At inference, the outputs of both adapters (plus the core transformer) are combined—giving the model both stable and flexible, session-specific memory, just like a human brain’s “temporal lobe” and “core memory”.

Project Structure

microformer/
├── config.py              # Hyperparameters and model settings
├── data/
│   ├── corpus.txt         # Raw training text
│   ├── train.pt           # Preprocessed training tensor (token IDs)
│   ├── val.pt             # Validation tensor (token IDs)
│   ├── vocab.json         # Vocabulary (char or subword, stoi/itos mapping)
│   └── tokenizer.json     # (optional) BPE tokenizer file if using subwords
├── models/
│   └── model.py           # Transformer model definition (Microformer)
├── scripts/
│   ├── prepare_data.py    # Data preprocessing/tokenization
│   ├── train.py           # Training script (trains long-term adapters)
│   ├── generate_text.py   # Inference/generation + online learning (session adapters)
│   └── tokenizer_setup.py # BPE Tokenizer
└── README.md

Quickstart

Prepare your corpus and run the tokenizer

Place your text data in data/corpus.txt.
Choose your tokenizer:

Character-level (default):
No extra steps needed.

BPE/Subword (recommended for rich/modern text):

python scripts/tokenizer_setup.py --input data/corpus.txt --vocab_size 1000

Prepare the dataset
```
python scripts/prepare_data.py
```
Train the model (long-term knowledge)
```
python scripts/train.py
```
- This trains only the long-term adapters and core weights.
- Session adapters remain untrained (blank) until chat time.
Generate text and teach interactively (session memory)
```
python scripts/generate_text.py
```
- Loads your trained model.
- Prompts for a seed string and temperature.
- Allows you to “teach” new facts on the fly!
- New knowledge is stored in session adapters—does not overwrite long-term knowledge.

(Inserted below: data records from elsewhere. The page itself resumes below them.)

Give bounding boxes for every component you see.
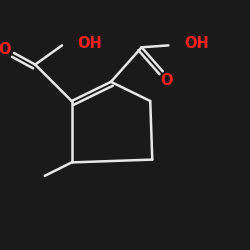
Text: OH: OH — [184, 36, 208, 51]
Text: O: O — [0, 42, 11, 57]
Text: OH: OH — [78, 36, 102, 51]
Text: O: O — [160, 74, 173, 88]
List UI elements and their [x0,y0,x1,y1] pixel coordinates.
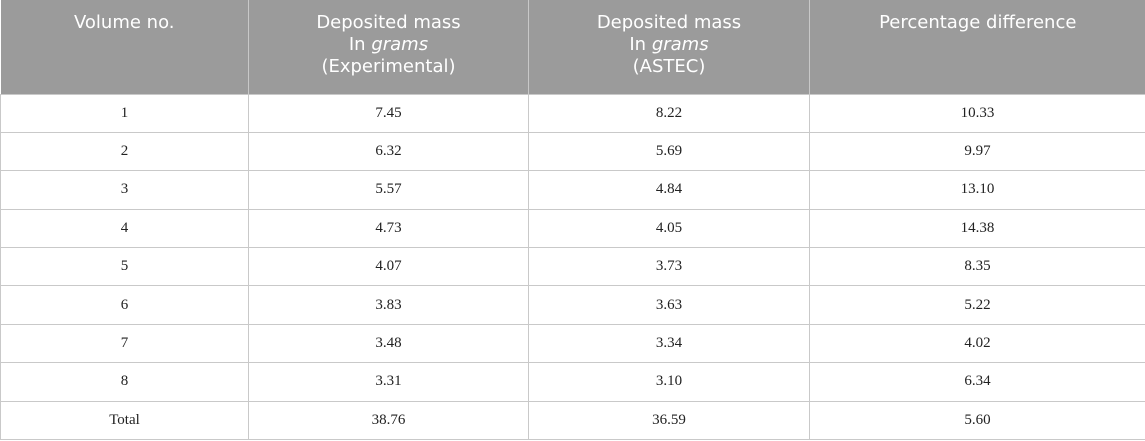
table-row: 7 3.48 3.34 4.02 [0,323,1145,364]
table-cell: 3.83 [248,285,529,325]
table-cell: 10.33 [809,93,1145,133]
table-cell: 4.73 [248,208,529,249]
table-cell: 5.60 [809,400,1145,441]
header-deposited-mass-experimental: Deposited mass In grams (Experimental) [248,0,529,94]
table-row: 8 3.31 3.10 6.34 [0,362,1145,402]
table-cell: 7.45 [248,93,529,133]
table-cell: 3 [0,170,249,210]
table-header: Volume no. Deposited mass In grams (Expe… [0,0,1145,94]
table-cell: 3.34 [528,323,810,364]
table-row: Total 38.76 36.59 5.60 [0,400,1145,441]
table-cell: 4.84 [528,170,810,210]
table-cell: 3.31 [248,362,529,402]
header-line1: Volume no. [74,12,175,33]
header-percentage-difference: Percentage difference [809,0,1145,94]
table-cell: 6 [0,285,249,325]
header-line2-italic: grams [371,34,429,55]
header-deposited-mass-astec: Deposited mass In grams (ASTEC) [528,0,810,94]
header-line2-italic: grams [651,34,709,55]
table-row: 3 5.57 4.84 13.10 [0,170,1145,210]
table-cell: 4.07 [248,247,529,287]
table-cell: Total [0,400,249,441]
table-cell: 8 [0,362,249,402]
table-cell: 4.05 [528,208,810,249]
table-cell: 3.73 [528,247,810,287]
header-line1: Percentage difference [879,12,1077,33]
header-line2: In grams [255,34,522,56]
table-cell: 8.35 [809,247,1145,287]
table-cell: 1 [0,93,249,133]
header-volume-no: Volume no. [0,0,249,94]
table-cell: 14.38 [809,208,1145,249]
table-cell: 5.22 [809,285,1145,325]
header-line2: In grams [535,34,803,56]
table-cell: 6.34 [809,362,1145,402]
table-cell: 5.57 [248,170,529,210]
table-cell: 13.10 [809,170,1145,210]
table-cell: 7 [0,323,249,364]
table-cell: 9.97 [809,131,1145,172]
table-cell: 36.59 [528,400,810,441]
table-cell: 3.63 [528,285,810,325]
header-row: Volume no. Deposited mass In grams (Expe… [0,0,1145,94]
table-cell: 4.02 [809,323,1145,364]
table-row: 1 7.45 8.22 10.33 [0,93,1145,133]
table-row: 2 6.32 5.69 9.97 [0,131,1145,172]
header-line2-prefix: In [629,34,652,55]
table-cell: 8.22 [528,93,810,133]
table-cell: 3.48 [248,323,529,364]
table-row: 6 3.83 3.63 5.22 [0,285,1145,325]
table-cell: 5.69 [528,131,810,172]
table-cell: 38.76 [248,400,529,441]
table-row: 5 4.07 3.73 8.35 [0,247,1145,287]
table-cell: 4 [0,208,249,249]
table-cell: 6.32 [248,131,529,172]
table-row: 4 4.73 4.05 14.38 [0,208,1145,249]
table-cell: 2 [0,131,249,172]
header-line1: Deposited mass [596,12,742,33]
header-line3: (Experimental) [321,56,456,77]
table-cell: 3.10 [528,362,810,402]
table-body: 1 7.45 8.22 10.33 2 6.32 5.69 9.97 3 5.57 4.84 13.1… [0,93,1145,441]
table-cell: 5 [0,247,249,287]
header-line2-prefix: In [348,34,372,55]
header-line3: (ASTEC) [632,56,706,77]
header-line1: Deposited mass [316,12,461,33]
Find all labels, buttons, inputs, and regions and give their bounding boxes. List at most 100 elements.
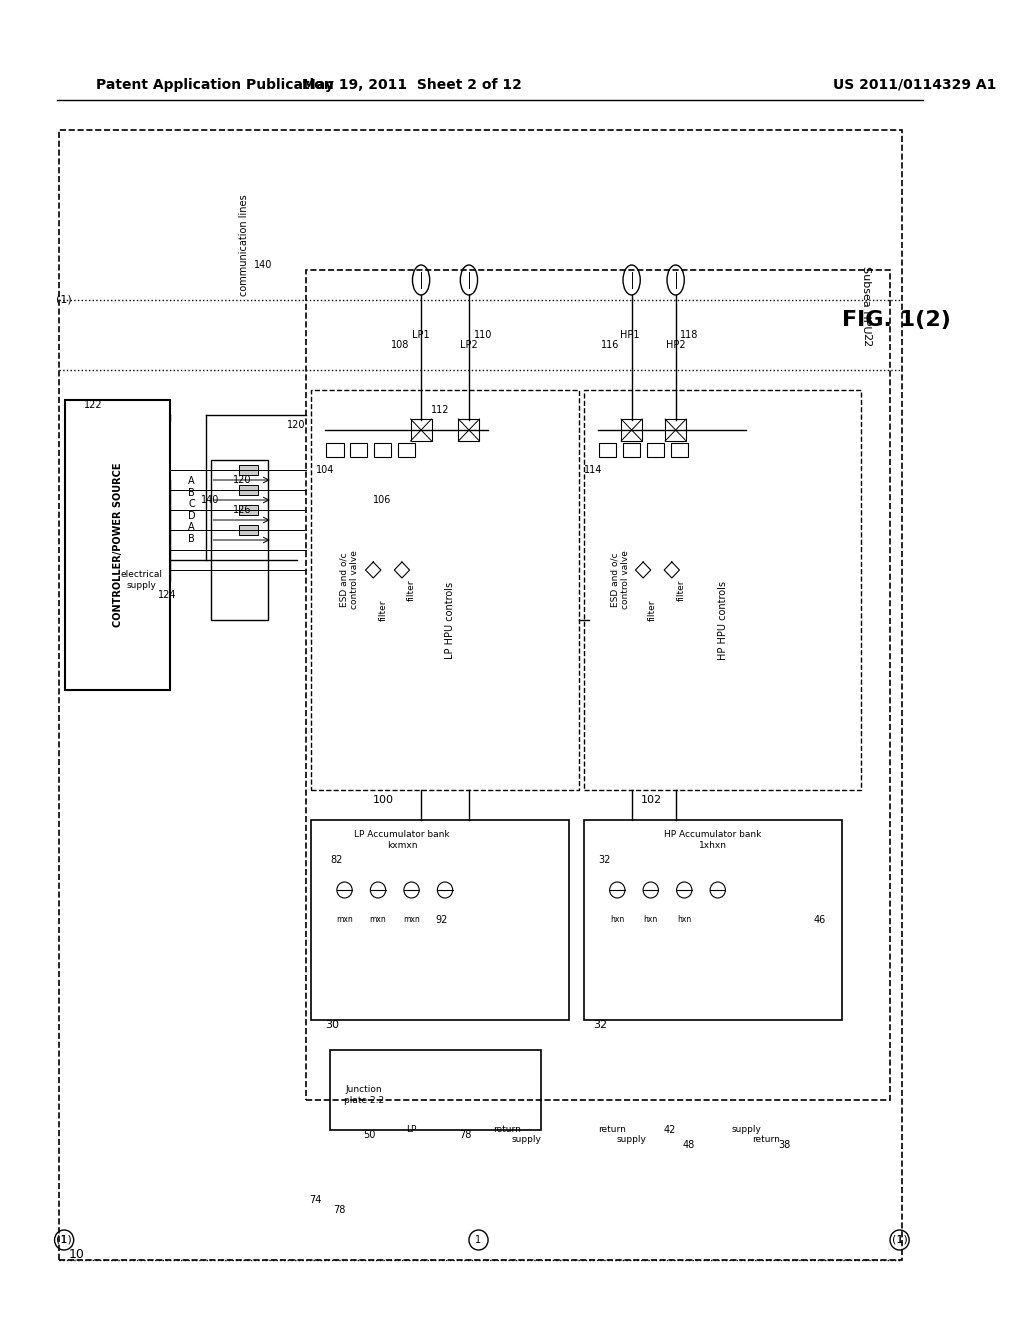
Text: 78: 78 — [334, 1205, 346, 1214]
Bar — [584, 820, 842, 1020]
Text: hxn: hxn — [644, 916, 657, 924]
Text: 46: 46 — [813, 915, 825, 925]
Text: LP2: LP2 — [460, 341, 478, 350]
Text: (1): (1) — [56, 1236, 72, 1245]
Text: 104: 104 — [315, 465, 334, 475]
Text: filter: filter — [407, 579, 416, 601]
Bar — [66, 400, 170, 690]
Text: Subsea HPU: Subsea HPU — [861, 267, 871, 334]
Bar — [647, 444, 665, 457]
Text: 22: 22 — [861, 333, 871, 347]
Text: 110: 110 — [474, 330, 493, 341]
Text: 1: 1 — [897, 1236, 902, 1245]
Text: 140: 140 — [254, 260, 272, 271]
Bar — [411, 418, 431, 441]
Bar — [671, 444, 688, 457]
Text: 108: 108 — [391, 341, 410, 350]
Text: supply: supply — [511, 1135, 542, 1144]
Text: Patent Application Publication: Patent Application Publication — [95, 78, 334, 92]
Text: ESD and o/c
control valve: ESD and o/c control valve — [610, 550, 630, 610]
Bar — [398, 444, 416, 457]
Text: supply: supply — [616, 1135, 646, 1144]
Text: 50: 50 — [364, 1130, 376, 1140]
Text: 122: 122 — [84, 400, 102, 411]
Bar — [623, 444, 640, 457]
Text: FIG. 1(2): FIG. 1(2) — [842, 310, 951, 330]
Bar — [350, 444, 368, 457]
Bar — [240, 525, 258, 535]
Text: (1): (1) — [56, 294, 72, 305]
Text: 30: 30 — [326, 1020, 339, 1030]
Text: 1: 1 — [61, 1236, 68, 1245]
Text: 114: 114 — [584, 465, 602, 475]
Bar — [240, 506, 258, 515]
Bar — [59, 129, 901, 1261]
Text: supply: supply — [731, 1126, 762, 1134]
Bar — [306, 271, 890, 1100]
Text: ESD and o/c
control valve: ESD and o/c control valve — [340, 550, 359, 610]
Text: 120: 120 — [232, 475, 251, 484]
Bar — [240, 484, 258, 495]
Bar — [311, 389, 579, 789]
Bar — [459, 418, 479, 441]
Text: 100: 100 — [373, 795, 394, 805]
Text: return: return — [752, 1135, 779, 1144]
Text: 112: 112 — [431, 405, 450, 414]
Text: 102: 102 — [641, 795, 663, 805]
Text: 140: 140 — [201, 495, 219, 506]
Text: 32: 32 — [598, 855, 610, 865]
Text: filter: filter — [677, 579, 686, 601]
Text: 106: 106 — [373, 495, 391, 506]
Text: (1): (1) — [892, 1236, 907, 1245]
Bar — [330, 1049, 541, 1130]
Text: HP HPU controls: HP HPU controls — [718, 581, 727, 660]
Text: US 2011/0114329 A1: US 2011/0114329 A1 — [833, 78, 996, 92]
Text: 32: 32 — [593, 1020, 607, 1030]
Text: 1: 1 — [475, 1236, 481, 1245]
Bar — [311, 820, 569, 1020]
Bar — [622, 418, 642, 441]
Text: 126: 126 — [232, 506, 251, 515]
Text: return: return — [494, 1126, 521, 1134]
Bar — [327, 444, 344, 457]
Text: LP: LP — [407, 1126, 417, 1134]
Bar — [374, 444, 391, 457]
Text: 92: 92 — [435, 915, 447, 925]
Bar — [240, 465, 258, 475]
Text: LP HPU controls: LP HPU controls — [444, 581, 455, 659]
Text: HP2: HP2 — [666, 341, 685, 350]
Text: 118: 118 — [680, 330, 698, 341]
Text: CONTROLLER/POWER SOURCE: CONTROLLER/POWER SOURCE — [113, 463, 123, 627]
Bar — [599, 444, 616, 457]
Text: 124: 124 — [158, 590, 176, 601]
Bar — [211, 459, 268, 620]
Bar — [584, 389, 861, 789]
Text: electrical
supply: electrical supply — [121, 570, 163, 590]
Text: filter: filter — [378, 599, 387, 620]
Text: A
B
C
D
A
B: A B C D A B — [187, 477, 196, 544]
Text: hxn: hxn — [610, 916, 625, 924]
Text: 116: 116 — [601, 341, 620, 350]
Text: mxn: mxn — [403, 916, 420, 924]
Text: 48: 48 — [683, 1140, 695, 1150]
Text: HP Accumulator bank
1xhxn: HP Accumulator bank 1xhxn — [665, 830, 762, 850]
Text: filter: filter — [648, 599, 657, 620]
Text: LP1: LP1 — [413, 330, 430, 341]
Text: mxn: mxn — [370, 916, 386, 924]
Text: HP1: HP1 — [620, 330, 639, 341]
Text: 38: 38 — [778, 1140, 791, 1150]
Text: 82: 82 — [330, 855, 343, 865]
Text: Junction
plate 2.2: Junction plate 2.2 — [344, 1085, 384, 1105]
Text: 78: 78 — [460, 1130, 472, 1140]
Text: 10: 10 — [69, 1249, 85, 1262]
Text: LP Accumulator bank
kxmxn: LP Accumulator bank kxmxn — [354, 830, 450, 850]
Text: 42: 42 — [664, 1125, 676, 1135]
Bar — [666, 418, 686, 441]
Text: 74: 74 — [309, 1195, 322, 1205]
Text: 120: 120 — [287, 420, 305, 430]
Text: May 19, 2011  Sheet 2 of 12: May 19, 2011 Sheet 2 of 12 — [302, 78, 521, 92]
Text: mxn: mxn — [336, 916, 353, 924]
Text: return: return — [599, 1126, 627, 1134]
Text: hxn: hxn — [677, 916, 691, 924]
Text: communication lines: communication lines — [239, 194, 249, 296]
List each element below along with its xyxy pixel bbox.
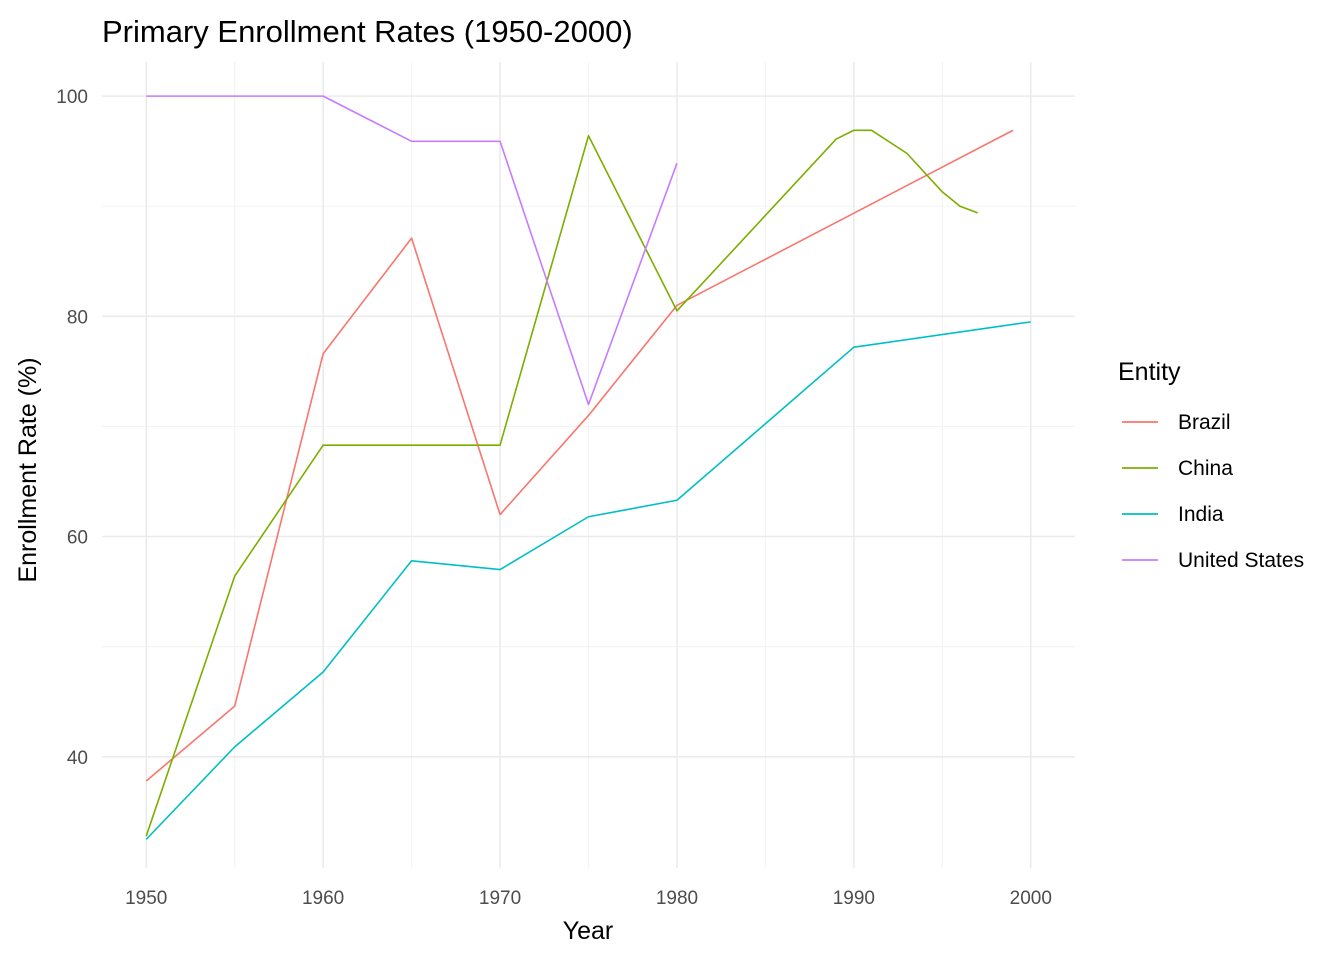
legend-label-china: China	[1178, 457, 1233, 480]
series-line-china	[145, 129, 978, 837]
legend-label-united-states: United States	[1178, 549, 1304, 572]
legend-label-india: India	[1178, 503, 1224, 526]
y-tick-label: 40	[67, 748, 88, 769]
series-line-india	[145, 321, 1031, 840]
series-line-united-states	[146, 95, 678, 406]
legend: Entity Brazil China India United States	[1118, 358, 1304, 572]
y-axis-tick-labels: 40 60 80 100	[56, 87, 88, 769]
series-lines	[145, 95, 1031, 840]
chart-title: Primary Enrollment Rates (1950-2000)	[102, 14, 633, 49]
y-tick-label: 60	[67, 528, 88, 549]
major-gridlines	[102, 62, 1075, 868]
y-axis-title: Enrollment Rate (%)	[14, 357, 42, 582]
y-tick-label: 80	[67, 307, 88, 328]
legend-title: Entity	[1118, 358, 1181, 386]
x-tick-label: 1980	[656, 888, 698, 909]
minor-gridlines	[102, 62, 1075, 868]
x-tick-label: 1960	[302, 888, 344, 909]
x-tick-label: 2000	[1010, 888, 1052, 909]
legend-label-brazil: Brazil	[1178, 411, 1231, 434]
y-tick-label: 100	[56, 87, 88, 108]
x-axis-title: Year	[563, 917, 614, 945]
x-tick-label: 1970	[479, 888, 521, 909]
x-axis-tick-labels: 1950 1960 1970 1980 1990 2000	[125, 888, 1052, 909]
series-line-brazil	[145, 129, 1014, 782]
x-tick-label: 1990	[833, 888, 875, 909]
legend-items: Brazil China India United States	[1122, 411, 1304, 572]
x-tick-label: 1950	[125, 888, 167, 909]
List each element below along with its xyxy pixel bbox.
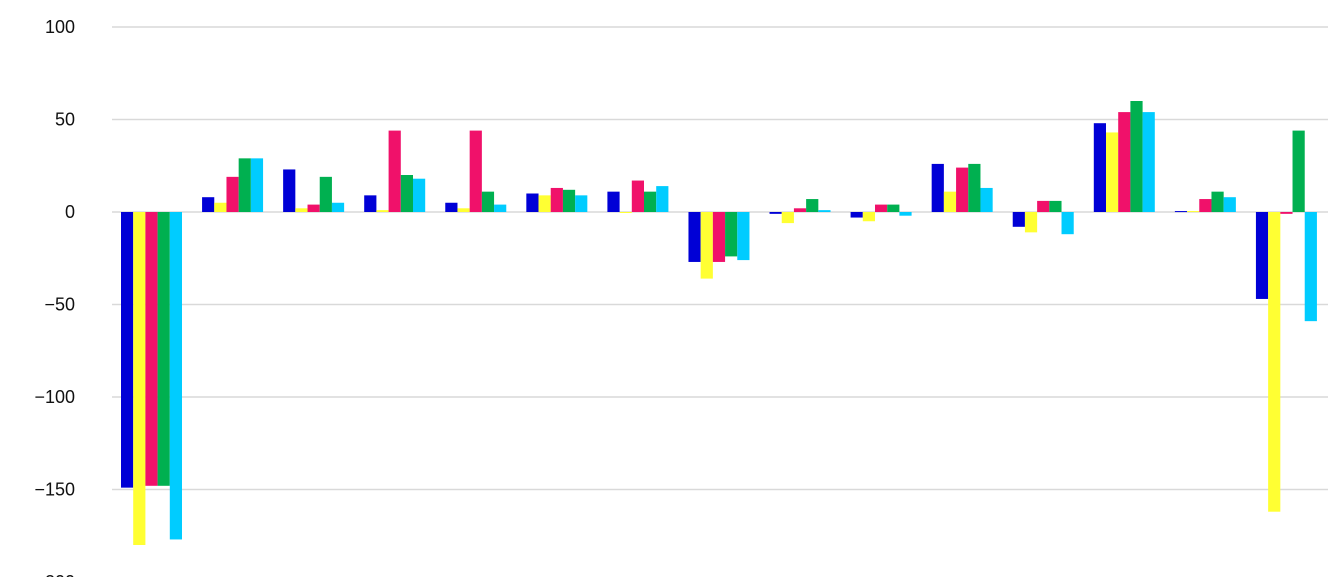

Example Config (`config.py`)

EMBED_DIM = 128
NUM_HEADS = 4
NUM_LAYERS = 2
FF_DIM = 256
MAX_SEQ_LEN = 128
BATCH_SIZE = 32
ADAPTER_DIM = 32   # Used for both long-term and session adapters
VOCAB_SIZE = 100   # Set automatically from tokenizer/vocab

Using the Dual-Memory System

Long-term adapters:
Learned during train.py—persist between runs.
Session adapters:
Learned during interactive chat in generate_text.py—resettable (optional) between users/sessions.
Teach new facts by entering a prompt and providing your ideal answer.
The model will “remember” this during the session, even if it wasn’t present in the training corpus.

Customization & Ideas

Use BPE/subword tokenization for more expressive modeling (recommended for non-trivial datasets)
Add more adapters or experiment with gating (e.g., blend adapters by context)
Combine with a key-value retrieval or buffer for truly persistent “user memory”
Visualize training with TensorBoard or wandb
Tinker with alternative attention or memory mechanisms

Requirements

Python 3.8+
PyTorch
tokenizers (for BPE/subword)

Install dependencies with:

pip install torch tokenizers

Credits

Inspired by nanoGPT and minGPT by Andrej Karpathy
Adapter and continual-learning inspiration from recent NLP research (Houlsby et al. 2019)
Built using concepts from the original GPT-1 paper

License

MIT License – Use freely for learning and experimentation.

Happy tinkering with dual-memory transformers!